Kang Atang pulang lebih cepat. Dia sangat senang. Karena selain disambut Teh Hindun juga Enjat, lelaki seumurnya. Nanti kalau berangkat kerja akan meminta untuk mengantarku, begitu bisik hatinya. Biarlah malu juga, toh dia itu teman dekatku. Sepertinya bisikan itu disambut dengan baik. Buktinya Enjat senyum-senyum sendiri sambil menatapnya. Selain Enjat, ternyata Teh Hindun juga turut tersenyum, seolah mengejeknya.

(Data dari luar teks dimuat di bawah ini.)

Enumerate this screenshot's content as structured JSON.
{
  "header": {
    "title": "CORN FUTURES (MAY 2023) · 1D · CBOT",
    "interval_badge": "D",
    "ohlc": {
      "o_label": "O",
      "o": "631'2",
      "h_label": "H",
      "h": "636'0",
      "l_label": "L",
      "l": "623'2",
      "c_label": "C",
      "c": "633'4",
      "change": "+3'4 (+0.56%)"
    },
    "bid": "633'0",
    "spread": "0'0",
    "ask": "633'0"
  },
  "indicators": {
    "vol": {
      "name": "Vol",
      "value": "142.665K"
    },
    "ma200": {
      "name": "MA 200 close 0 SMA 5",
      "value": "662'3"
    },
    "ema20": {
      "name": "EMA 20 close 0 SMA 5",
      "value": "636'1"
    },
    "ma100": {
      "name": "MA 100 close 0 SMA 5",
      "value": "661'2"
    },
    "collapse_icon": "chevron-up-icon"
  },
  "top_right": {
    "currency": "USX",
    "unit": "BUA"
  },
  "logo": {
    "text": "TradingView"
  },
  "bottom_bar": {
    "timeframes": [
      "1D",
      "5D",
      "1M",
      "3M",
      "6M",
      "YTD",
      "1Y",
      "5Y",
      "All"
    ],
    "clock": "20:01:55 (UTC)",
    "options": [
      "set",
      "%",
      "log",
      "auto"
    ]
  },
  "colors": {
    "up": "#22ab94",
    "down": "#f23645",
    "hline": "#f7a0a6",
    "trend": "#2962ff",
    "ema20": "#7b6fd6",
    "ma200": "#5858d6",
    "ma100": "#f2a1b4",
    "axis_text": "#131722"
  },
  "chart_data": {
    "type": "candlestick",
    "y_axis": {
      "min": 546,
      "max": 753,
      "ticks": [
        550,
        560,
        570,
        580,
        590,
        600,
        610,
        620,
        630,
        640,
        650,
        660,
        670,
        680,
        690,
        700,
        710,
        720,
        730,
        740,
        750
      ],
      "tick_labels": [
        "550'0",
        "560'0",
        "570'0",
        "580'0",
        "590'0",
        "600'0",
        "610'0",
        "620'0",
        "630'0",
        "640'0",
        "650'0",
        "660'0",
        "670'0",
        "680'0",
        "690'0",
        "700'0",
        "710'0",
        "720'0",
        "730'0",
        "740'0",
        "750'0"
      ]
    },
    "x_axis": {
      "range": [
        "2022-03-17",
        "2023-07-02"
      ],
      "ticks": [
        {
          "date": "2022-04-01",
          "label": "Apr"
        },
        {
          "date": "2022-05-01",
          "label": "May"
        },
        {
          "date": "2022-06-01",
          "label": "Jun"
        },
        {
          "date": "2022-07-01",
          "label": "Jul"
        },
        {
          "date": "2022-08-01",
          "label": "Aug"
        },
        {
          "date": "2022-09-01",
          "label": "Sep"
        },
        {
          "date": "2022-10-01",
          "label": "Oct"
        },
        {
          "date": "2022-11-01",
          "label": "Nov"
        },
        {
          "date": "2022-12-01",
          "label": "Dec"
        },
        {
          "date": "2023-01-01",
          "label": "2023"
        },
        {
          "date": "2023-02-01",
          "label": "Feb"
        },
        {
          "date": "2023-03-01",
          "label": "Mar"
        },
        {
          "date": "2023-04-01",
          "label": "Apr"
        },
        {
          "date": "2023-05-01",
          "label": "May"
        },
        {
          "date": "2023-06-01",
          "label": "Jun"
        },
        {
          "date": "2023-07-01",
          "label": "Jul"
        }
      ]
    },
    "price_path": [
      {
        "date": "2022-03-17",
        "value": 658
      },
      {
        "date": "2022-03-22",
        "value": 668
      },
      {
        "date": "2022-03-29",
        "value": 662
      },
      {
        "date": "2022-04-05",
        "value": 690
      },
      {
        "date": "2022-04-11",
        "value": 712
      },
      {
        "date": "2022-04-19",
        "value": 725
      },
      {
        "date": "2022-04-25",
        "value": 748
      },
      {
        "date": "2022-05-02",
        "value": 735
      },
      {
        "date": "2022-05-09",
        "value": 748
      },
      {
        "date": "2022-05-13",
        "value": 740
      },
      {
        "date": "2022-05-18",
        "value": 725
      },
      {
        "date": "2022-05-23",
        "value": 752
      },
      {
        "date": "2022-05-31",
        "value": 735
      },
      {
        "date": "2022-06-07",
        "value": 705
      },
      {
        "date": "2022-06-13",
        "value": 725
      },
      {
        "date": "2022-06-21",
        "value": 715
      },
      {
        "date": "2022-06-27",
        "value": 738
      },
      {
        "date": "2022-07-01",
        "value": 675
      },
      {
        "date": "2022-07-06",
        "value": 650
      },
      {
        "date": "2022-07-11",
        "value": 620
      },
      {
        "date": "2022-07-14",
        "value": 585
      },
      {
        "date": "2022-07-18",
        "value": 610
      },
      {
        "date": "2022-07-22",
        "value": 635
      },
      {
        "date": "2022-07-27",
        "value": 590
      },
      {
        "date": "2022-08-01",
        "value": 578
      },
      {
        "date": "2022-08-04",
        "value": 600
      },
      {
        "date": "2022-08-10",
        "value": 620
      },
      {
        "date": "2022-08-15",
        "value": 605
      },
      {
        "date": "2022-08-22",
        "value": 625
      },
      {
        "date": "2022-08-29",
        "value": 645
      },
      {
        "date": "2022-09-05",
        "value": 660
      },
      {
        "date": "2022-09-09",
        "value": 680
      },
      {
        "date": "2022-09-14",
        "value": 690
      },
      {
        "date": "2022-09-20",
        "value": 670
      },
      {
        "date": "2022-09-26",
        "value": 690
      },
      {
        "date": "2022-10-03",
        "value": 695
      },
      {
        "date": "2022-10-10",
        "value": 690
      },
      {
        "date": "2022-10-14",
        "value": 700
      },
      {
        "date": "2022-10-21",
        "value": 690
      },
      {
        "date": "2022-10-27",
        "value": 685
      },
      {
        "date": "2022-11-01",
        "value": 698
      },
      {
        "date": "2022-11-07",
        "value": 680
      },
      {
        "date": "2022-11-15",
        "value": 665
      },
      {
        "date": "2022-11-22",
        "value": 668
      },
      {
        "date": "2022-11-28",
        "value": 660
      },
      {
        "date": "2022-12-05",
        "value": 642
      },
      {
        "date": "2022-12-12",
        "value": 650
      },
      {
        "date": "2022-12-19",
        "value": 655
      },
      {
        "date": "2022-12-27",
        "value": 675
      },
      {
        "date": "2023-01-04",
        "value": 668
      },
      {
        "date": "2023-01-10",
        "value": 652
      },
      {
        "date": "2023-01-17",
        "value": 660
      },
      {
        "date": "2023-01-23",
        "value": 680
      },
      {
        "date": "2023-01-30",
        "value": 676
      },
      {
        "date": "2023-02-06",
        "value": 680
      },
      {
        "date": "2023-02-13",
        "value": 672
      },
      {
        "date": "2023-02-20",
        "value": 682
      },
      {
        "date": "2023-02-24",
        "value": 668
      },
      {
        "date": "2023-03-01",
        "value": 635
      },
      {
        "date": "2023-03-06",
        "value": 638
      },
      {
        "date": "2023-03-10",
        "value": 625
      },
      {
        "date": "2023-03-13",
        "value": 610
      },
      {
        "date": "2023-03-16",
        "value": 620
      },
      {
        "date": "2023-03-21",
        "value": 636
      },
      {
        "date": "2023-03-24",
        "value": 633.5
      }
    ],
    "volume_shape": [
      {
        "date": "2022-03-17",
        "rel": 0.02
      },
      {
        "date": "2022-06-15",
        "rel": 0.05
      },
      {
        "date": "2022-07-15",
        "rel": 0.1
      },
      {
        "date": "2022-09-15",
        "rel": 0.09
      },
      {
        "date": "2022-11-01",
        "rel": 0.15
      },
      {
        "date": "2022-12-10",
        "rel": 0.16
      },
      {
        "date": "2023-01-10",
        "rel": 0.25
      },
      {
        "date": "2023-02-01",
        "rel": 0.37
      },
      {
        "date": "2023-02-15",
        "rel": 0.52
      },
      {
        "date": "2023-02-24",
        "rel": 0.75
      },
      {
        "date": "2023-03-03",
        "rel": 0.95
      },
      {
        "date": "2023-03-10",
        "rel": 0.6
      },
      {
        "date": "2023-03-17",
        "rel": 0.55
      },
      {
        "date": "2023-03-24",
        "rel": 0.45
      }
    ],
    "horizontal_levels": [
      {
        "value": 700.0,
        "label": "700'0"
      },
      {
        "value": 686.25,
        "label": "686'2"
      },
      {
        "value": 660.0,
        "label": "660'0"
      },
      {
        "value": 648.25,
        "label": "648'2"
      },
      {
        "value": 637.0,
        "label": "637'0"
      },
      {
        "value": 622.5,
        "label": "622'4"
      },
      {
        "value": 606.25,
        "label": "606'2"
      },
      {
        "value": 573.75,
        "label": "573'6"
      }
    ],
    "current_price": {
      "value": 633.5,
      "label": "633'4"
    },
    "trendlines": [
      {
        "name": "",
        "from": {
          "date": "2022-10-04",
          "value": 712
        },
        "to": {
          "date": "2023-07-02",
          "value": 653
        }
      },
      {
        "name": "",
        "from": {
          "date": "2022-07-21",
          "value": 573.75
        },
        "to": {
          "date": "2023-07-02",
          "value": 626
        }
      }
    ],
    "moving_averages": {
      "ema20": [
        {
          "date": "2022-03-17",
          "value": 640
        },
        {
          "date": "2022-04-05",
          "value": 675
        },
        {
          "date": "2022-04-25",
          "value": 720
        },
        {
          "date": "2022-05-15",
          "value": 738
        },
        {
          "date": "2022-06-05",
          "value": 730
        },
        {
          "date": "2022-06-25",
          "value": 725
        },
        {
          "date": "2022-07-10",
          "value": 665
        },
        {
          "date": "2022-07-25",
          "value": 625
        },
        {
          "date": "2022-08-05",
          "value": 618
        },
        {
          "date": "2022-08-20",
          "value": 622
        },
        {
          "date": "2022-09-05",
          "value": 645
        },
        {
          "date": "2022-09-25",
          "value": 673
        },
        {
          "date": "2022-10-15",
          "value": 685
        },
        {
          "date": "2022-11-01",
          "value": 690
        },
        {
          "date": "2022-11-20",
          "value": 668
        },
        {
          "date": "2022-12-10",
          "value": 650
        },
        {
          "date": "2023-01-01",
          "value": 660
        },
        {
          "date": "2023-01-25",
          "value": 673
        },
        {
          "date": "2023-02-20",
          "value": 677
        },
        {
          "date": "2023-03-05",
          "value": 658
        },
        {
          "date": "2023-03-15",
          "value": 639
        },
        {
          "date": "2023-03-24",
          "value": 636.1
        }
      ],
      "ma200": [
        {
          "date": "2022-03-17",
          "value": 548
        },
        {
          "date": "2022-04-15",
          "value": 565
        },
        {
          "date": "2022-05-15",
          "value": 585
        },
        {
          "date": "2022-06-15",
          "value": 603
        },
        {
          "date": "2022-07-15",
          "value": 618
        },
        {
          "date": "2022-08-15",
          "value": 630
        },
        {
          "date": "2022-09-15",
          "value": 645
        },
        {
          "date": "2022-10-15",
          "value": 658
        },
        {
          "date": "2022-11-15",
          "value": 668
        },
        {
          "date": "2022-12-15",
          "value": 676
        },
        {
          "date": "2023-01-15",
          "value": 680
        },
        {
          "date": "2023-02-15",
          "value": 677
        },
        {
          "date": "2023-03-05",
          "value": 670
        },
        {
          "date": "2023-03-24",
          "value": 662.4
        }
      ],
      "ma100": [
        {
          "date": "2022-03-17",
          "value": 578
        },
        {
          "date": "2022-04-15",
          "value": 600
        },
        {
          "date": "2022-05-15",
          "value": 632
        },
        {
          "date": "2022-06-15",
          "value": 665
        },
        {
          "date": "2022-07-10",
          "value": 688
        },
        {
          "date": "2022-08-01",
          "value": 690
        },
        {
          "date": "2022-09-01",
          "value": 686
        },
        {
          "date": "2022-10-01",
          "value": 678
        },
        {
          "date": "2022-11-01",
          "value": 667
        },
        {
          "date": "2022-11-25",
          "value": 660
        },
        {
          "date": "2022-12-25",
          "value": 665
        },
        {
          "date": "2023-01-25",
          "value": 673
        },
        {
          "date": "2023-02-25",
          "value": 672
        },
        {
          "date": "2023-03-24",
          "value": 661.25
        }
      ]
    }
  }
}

Karena penasaran, Kang Atang bertanya kepada Enjat, kenapa dari tadi kamu senyum-senyum. Aku teringat peristiwa tadi subuh, waktu ente berangkat kerja, jawab Enjat. Kang Atang langsung teringat dengan peristiwa itu. Jika ingat, badanya terasa gemetar. Kang Atang tersenyum malu dan bertanya lagi, emang ente tahu. Tahu, jawab Enjat. Waktu mau shalat subuh, saya melihat Haji Usin. Karena kasihan sama dia, aku mengikuti langkahnya hingga mulut gang.
Baru saja tiba di mulut gang, aku mendengar teriakan, hantu !! Waktu saya lihat, ternyata ente. Karena lucu, maka saya bersembungi di balik tembok. Lucunya lagi, Haji Usin juga berteriak hantu. Siapa yang enggak takut sama hantu, kata Kang Atang. Ya, hantu yang ingin nanya jalan ke rumahnya, kata Enjat. Emangnya Haji Usin masih hidup, tanya Kang Atang. Masih, jawab Enjat. Nyawanya masih betah, tapi dia tetap pikun. Kang Atang tersenum mali, namun Enjat dan Teh Hindun tertawa terbahak-bahak. Akhirnya Kang Atang juga turut tertawa.